The majority of Wood Republic users access the site on mobile devices. I had to make sure that the page load, site navigation, interactive elements and overall performance is doing well on small screens. By putting these requirements first, I improved the site’s quality and made users’ experience more enjoyable. I removed heavy scripts, load different images on mobile screens, use WordPress image size property to crop media and make content easy to read on portable devices.

Wood Republic site on mobile screens

3. Focus on users’ needs

Internet users might forgive some of the design or development mistakes that digital experiences have. However, they tend to leave the service if it’s slow, unresponsive or difficult to navigate. Frustrating user experience will very likely discourage people from coming back.

What are your users’ needs? You won’t know until you ask. User research, interviews, usability testing, are the best ways to define the pain points. When your service follows the user’s requirements, it’s more likely to have features that facilitate them reaching the goals. Nothing unnecessary.

What I did for Wood Republic

We have two different user groups at Wood Republic: site visitors and site administrators. During the last redesign, we took a look at the Google Analytics account to verify what issues should be our priorities. The Wood Republic team also observed that users were mainly completing their purchases by emailing them directly. I worked on improving the user experience and customer journey. We decided to conduct usability testing after the launch. Sessions are to come in November and December.

The second user group was probably not the most typical when talking about usability, but equally important. Site administrators explained how they day-to-day job works, how they usually update content and add new products. It was proving to be very difficult and time-consuming to manage the company’s website. Changing WordPress theme made massive improvements to their workflow. It also allowed us to remove heavy plugins and decrease the site loading speed.

4. Make your service accessible for everyone

I shouldn’t have to explain why inclusive design is vital for a digital service, no matter from which perspective you look at it. Everyone should be able to access a site or app without feeling excluded. A service should have accessible design and development included in the project scope, whether it’s an MVP or a later iteration.

An accessible site is easy to navigate with a mouse or keyboard and works well on a touch device. It has a good content structure and uses semantic markup. It has a high contrast ratio between text and background colours and sounds logical when a screen reader reads out content.

What I did for Wood Republic

I reviewed the text colour contrast of different colour combinations from the extended Wood Republic palette.
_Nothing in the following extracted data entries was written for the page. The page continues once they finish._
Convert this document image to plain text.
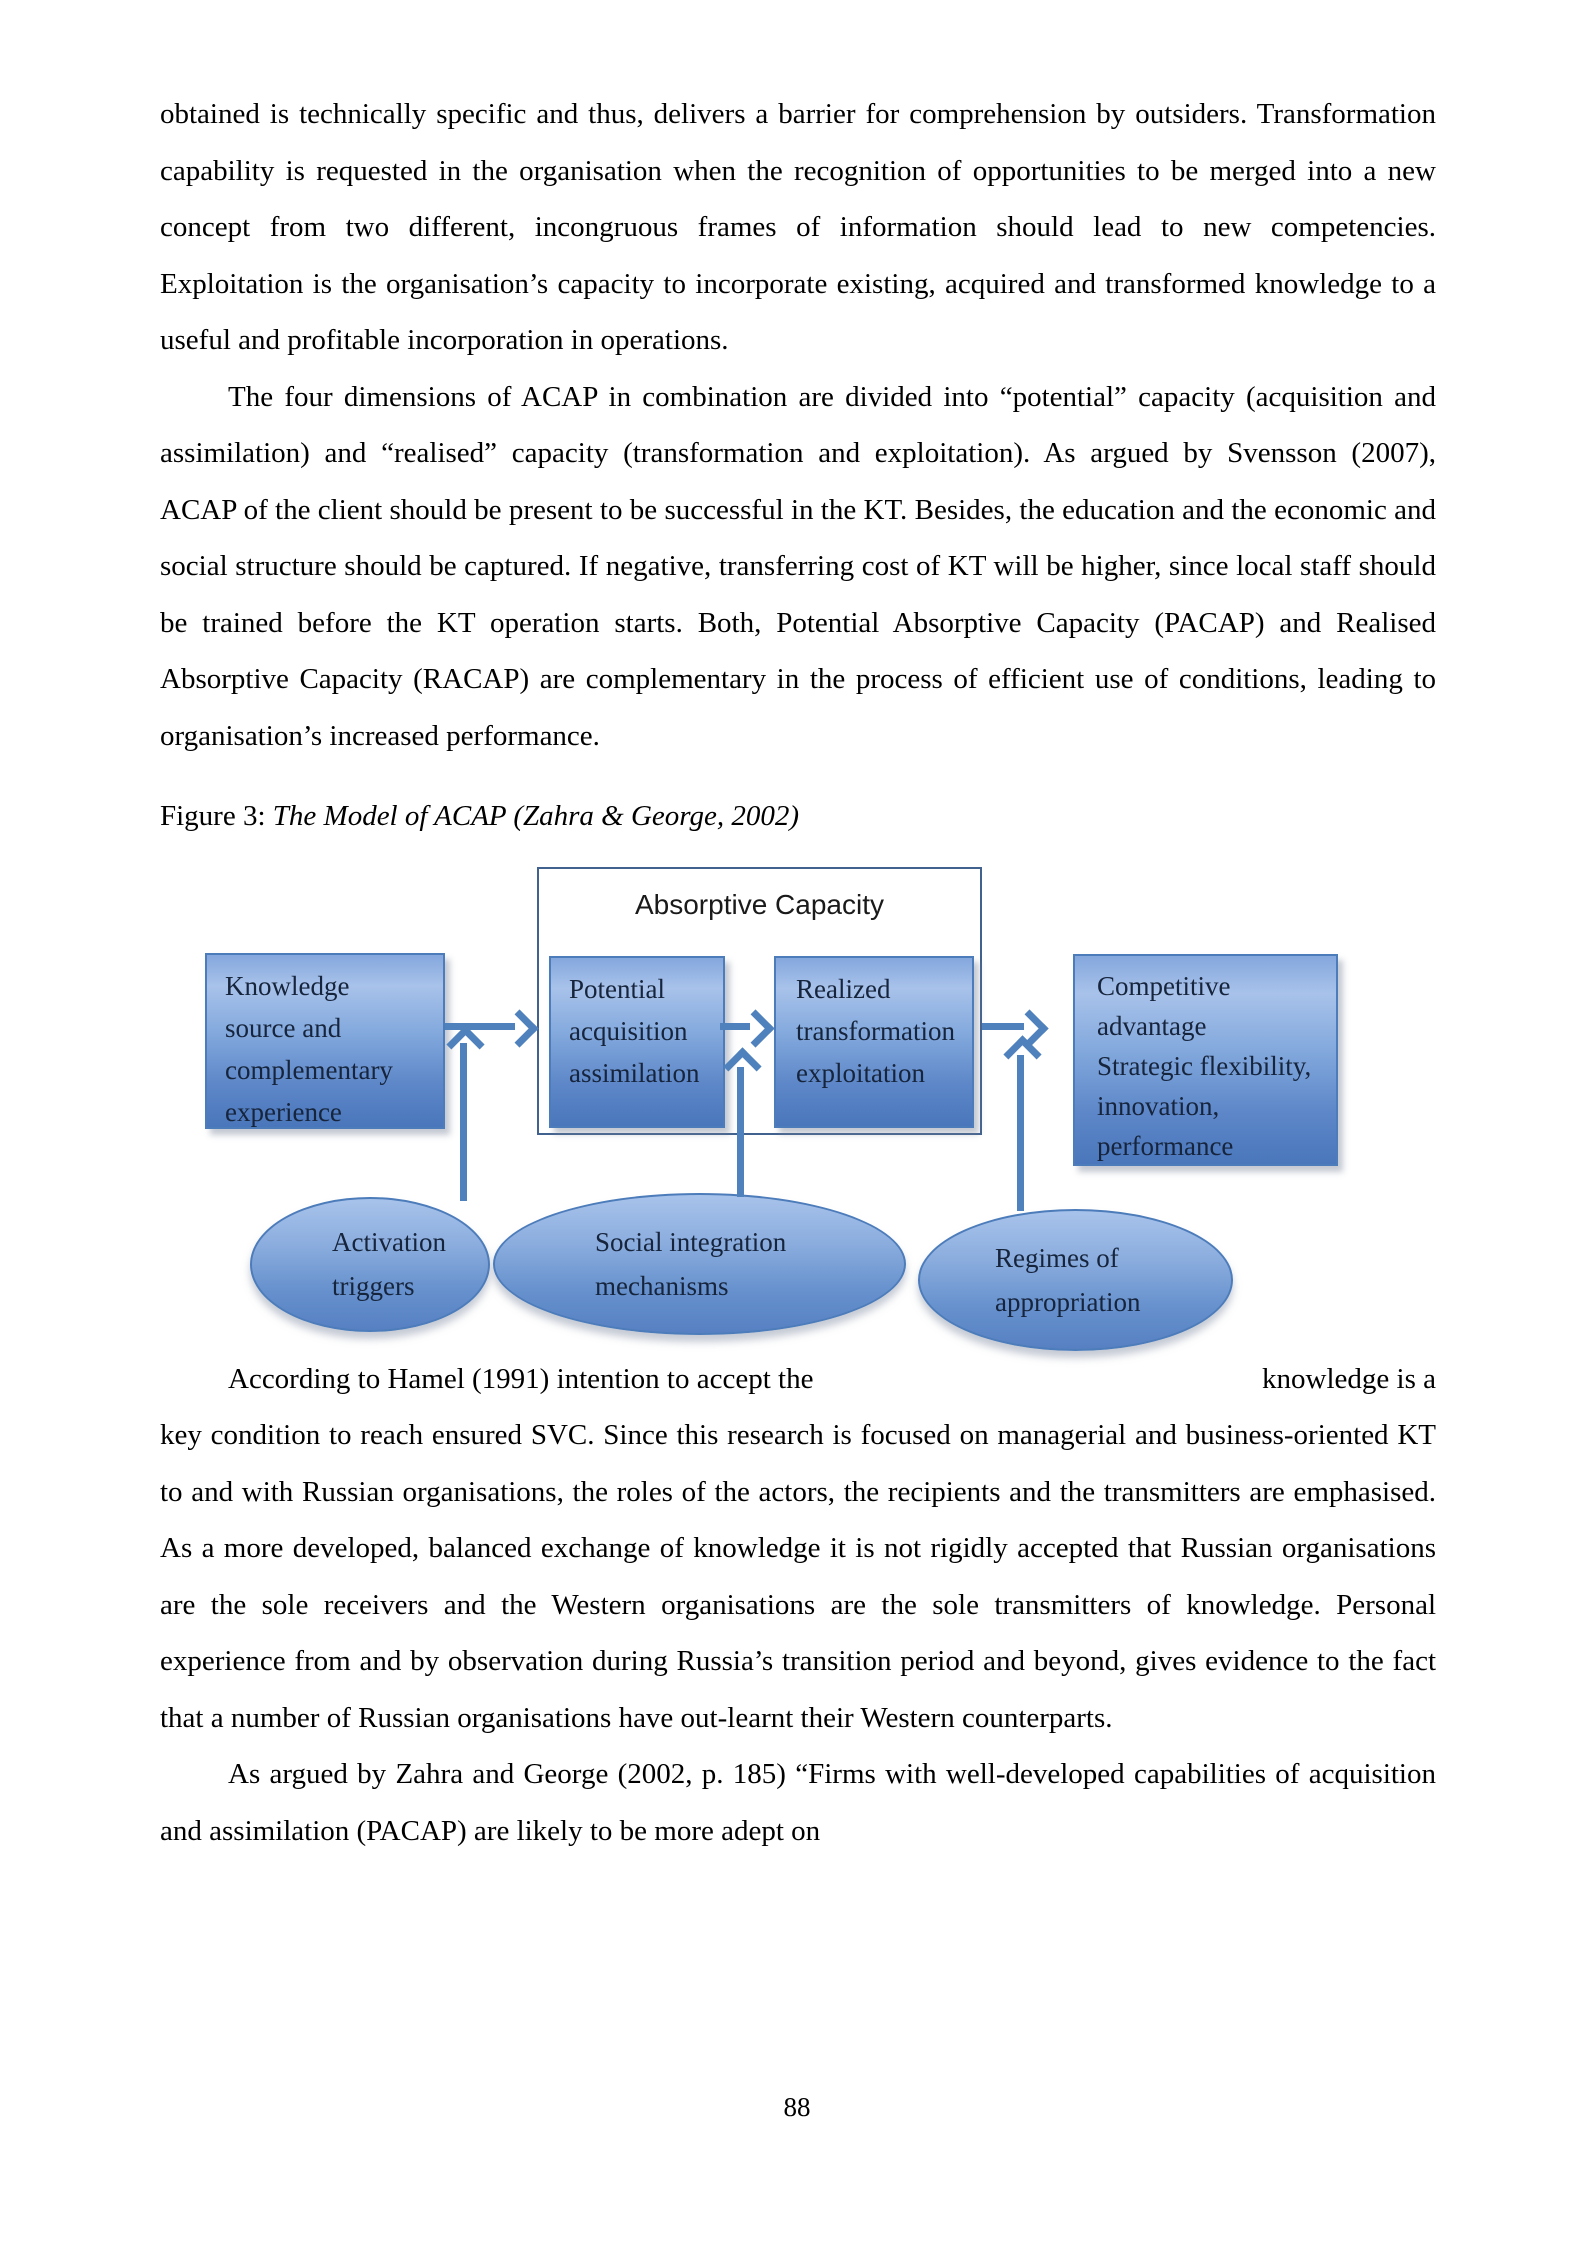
obtained is technically specific and thus, delivers a barrier for comprehension by outsiders. Transformation capability is requested in the organisation when the recognition of opportunities to be merged into a new concept from two different, incongruous frames of information should lead to new competencies. Exploitation is the organisation’s capacity to incorporate existing, acquired and transformed knowledge to a useful and profitable incorporation in operations.

The four dimensions of ACAP in combination are divided into “potential” capacity (acquisition and assimilation) and “realised” capacity (transformation and exploitation). As argued by Svensson (2007), ACAP of the client should be present to be successful in the KT. Besides, the education and the economic and social structure should be captured. If negative, transferring cost of KT will be higher, since local staff should be trained before the KT operation starts. Both, Potential Absorptive Capacity (PACAP) and Realised Absorptive Capacity (RACAP) are complementary in the process of efficient use of conditions, leading to organisation’s increased performance.

Figure 3: The Model of ACAP (Zahra & George, 2002)

Absorptive Capacity
Knowledge
source and
complementary
experience
Potential
acquisition
assimilation
Realized
transformation
exploitation
Competitive
advantage
Strategic flexibility,
innovation,
performance
Activation
triggers
Social integration
mechanisms
Regimes of
appropriation
According to Hamel (1991) intention to accept the	knowledge is a

key condition to reach ensured SVC. Since this research is focused on managerial and business-oriented KT to and with Russian organisations, the roles of the actors, the recipients and the transmitters are emphasised. As a more developed, balanced exchange of knowledge it is not rigidly accepted that Russian organisations are the sole receivers and the Western organisations are the sole transmitters of knowledge. Personal experience from and by observation during Russia’s transition period and beyond, gives evidence to the fact that a number of Russian organisations have out-learnt their Western counterparts.

As argued by Zahra and George (2002, p. 185) “Firms with well-developed capabilities of acquisition and assimilation (PACAP) are likely to be more adept on

88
I tested the site with an iOS screen-reader and on different browsers and devices, including the emulators (I frequently use Browserstack for testing).

Inclusive design principles make a lot of development decisions more natural because you have an accessibility lens that helps you prioritise the criteria.

Wood Repulic pop up window screenshot

5. Test it

Testing a digital service is the best verification tool. It covers usability testing and talking to your users, but also using different software to check the performance. When we plan, design and build the digital service, we get very familiar with the flow and navigation. It’s almost impossible to spot anything that might cause problems to the users. Verifying what we develop improves users’ experience and helps reduce future maintenance costs.

What I did for Wood Republic

Site administrators were reviewing the changes to their custom Wordpress theme on our staging site. They were updating content and adding new products. Their regular feedback helped make continuous improvements to the work they do taking care of the company website.

We are now preparing for the usability testing for November. I’m looking forward to it because I love talking to users.

Conclusions

Five is not a large number; it’s a good list of steps to start with and refer back to at later iterations. Don’t get frustrated if you can’t implement all of these suggestions at once. It often takes time to plan future work and set correct acceptance criteria. However, I believe every little action has a positive impact.